Sample size calculation with R based on the book
[1] M.Kieser: Fallzahlberechnung in der medizinischen Forschung [2018], 1th Edition.
There are the following functions for sample size calculation:
- n_ancova,
- n_chisq,
- n_chisq_mult_groups,
- n_ftest,
- n_ttest,
- n_ztest,
and for power calculation
- power_binomial,
- power_chisq_mult_groups,
- power_ftest,
- power_ttest,
- power_ztest.
Sample Size Calculation for the Analysis of Covariances (ANCOVA) for test on mean difference for two samples correlated to a covariate. See pages 18 - 20 in [1] for further details.
Sample size Calculation for the Chi-Square Test for two independent samples with binary data using the absolute rate difference quantifying the effect of an intervention. See pages 21 - 26 in [1] for further details.
Sample size calculation for the Chi-Square test comparing rates of \eqn{k > 2} independent samples. See page 30 in [1] for further details.

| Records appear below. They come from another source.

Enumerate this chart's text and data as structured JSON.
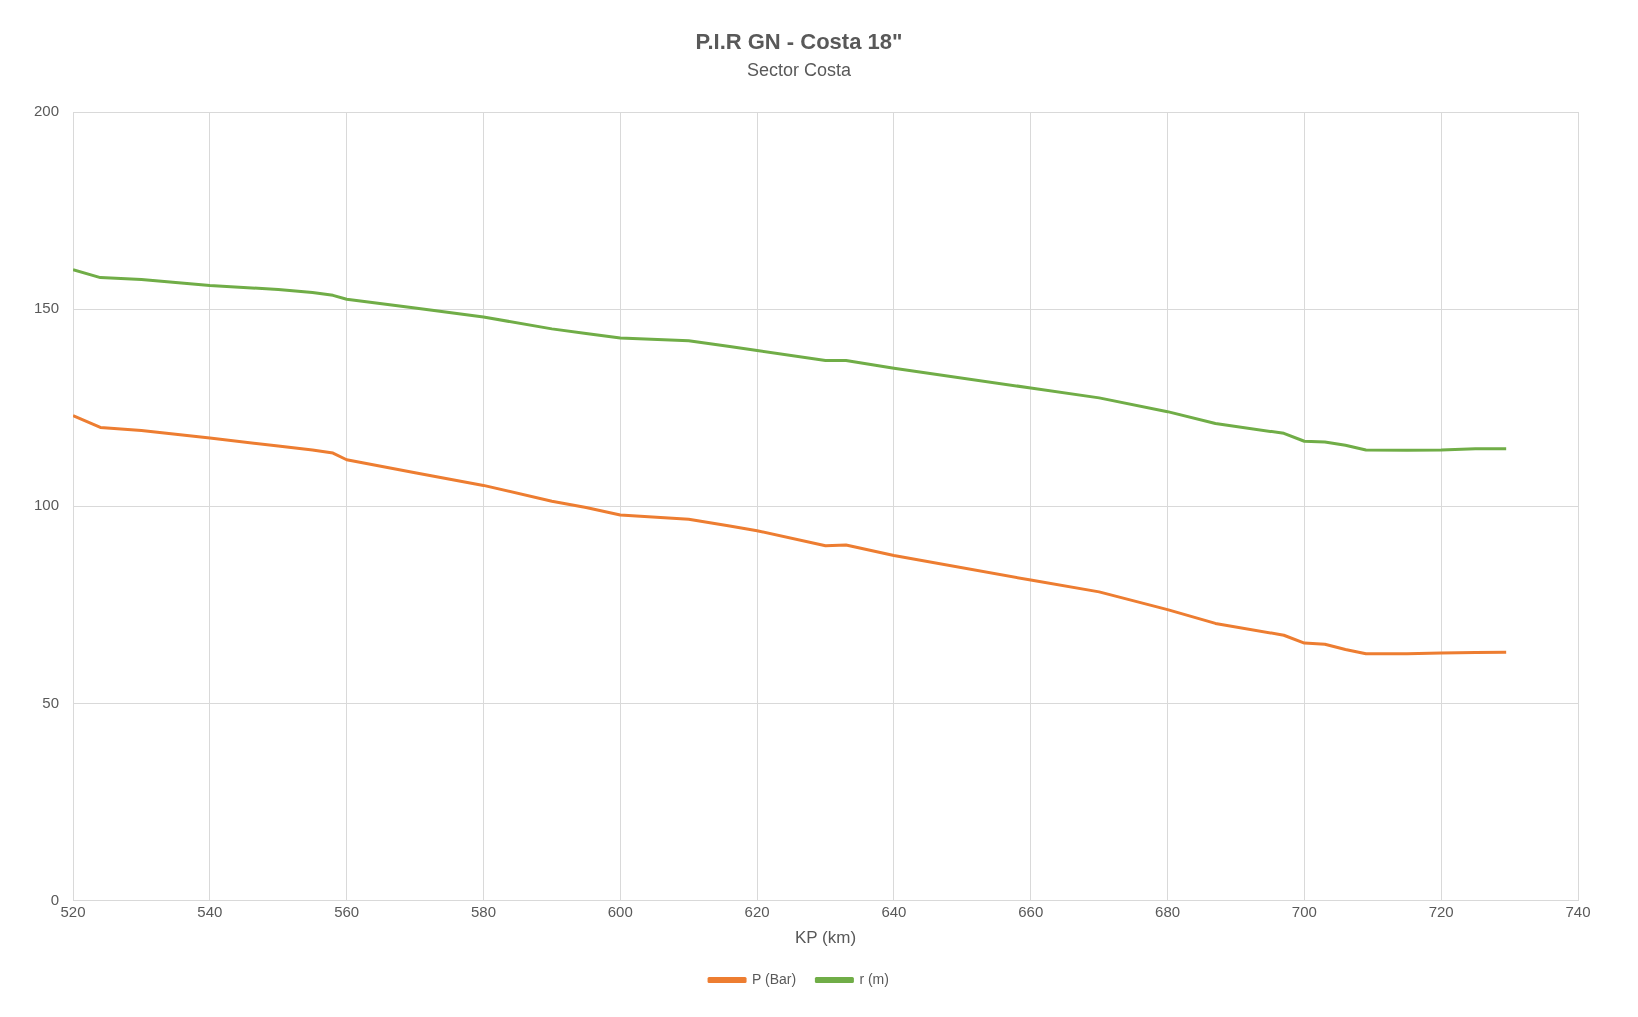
{
  "chart_data": {
    "type": "line",
    "title": "P.I.R GN - Costa 18\"",
    "subtitle": "Sector Costa",
    "xlabel": "KP (km)",
    "xlim": [
      520,
      740
    ],
    "xticks": [
      520,
      540,
      560,
      580,
      600,
      620,
      640,
      660,
      680,
      700,
      720,
      740
    ],
    "ylim": [
      0,
      200
    ],
    "yticks": [
      0,
      50,
      100,
      150,
      200
    ],
    "grid": true,
    "legend": "bottom",
    "marker": "none",
    "x": [
      520,
      524,
      530,
      540,
      550,
      555,
      558,
      560,
      570,
      580,
      590,
      595,
      600,
      610,
      616,
      620,
      630,
      633,
      640,
      660,
      670,
      680,
      687,
      697,
      700,
      703,
      706,
      709,
      715,
      720,
      725,
      729.5
    ],
    "series": [
      {
        "name": "P (Bar)",
        "color": "#ed7d31",
        "values": [
          123,
          120,
          119.2,
          117.3,
          115.3,
          114.3,
          113.5,
          111.8,
          108.5,
          105.3,
          101.3,
          99.7,
          97.8,
          96.7,
          95,
          93.8,
          90,
          90.2,
          87.5,
          81.3,
          78.3,
          73.8,
          70.3,
          67.3,
          65.3,
          65,
          63.7,
          62.6,
          62.6,
          62.8,
          62.9,
          63
        ]
      },
      {
        "name": "r (m)",
        "color": "#70ad47",
        "values": [
          160,
          158,
          157.5,
          156,
          155,
          154.2,
          153.5,
          152.5,
          150.3,
          148,
          145,
          143.8,
          142.7,
          142,
          140.5,
          139.5,
          137,
          137,
          135,
          130,
          127.5,
          124,
          121,
          118.5,
          116.5,
          116.3,
          115.5,
          114.3,
          114.2,
          114.3,
          114.6,
          114.6
        ]
      }
    ]
  }
}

Sample size calculation for the f-Test comparing means of \eqn{k > 2} independent samples. See page 29 in [1] for further details.
Sample size calculation for the t-Test comparing two independent samples. See pages 16 - 18 in [1] for further details.
Sample size calculation for the z-Test comparing two independent samples. See pages 13 - 16 in [1] for further details.
Power Calculation for the Chi-Square Test for two independent samples with binary data using the absolute rate difference quantifying the effect of an intervention. See pages 21 - 26 in [1] for further details.
Power calculation for the Chi-Square test comparing rates of \eqn{k > 2} independent samples. See page 30 in [1] for further details.
Power calculation for the f-Test comparing means of \eqn{k > 2} independent samples. See page 29 in [1] for further details.
Power calculation for the t-Test comparing two independent samples. See pages 16 - 18 in [1] for further details.
###power_ztest Power calculation for the z-Test comparing two independent samples. See pages 13 - 16 in [1] for further details.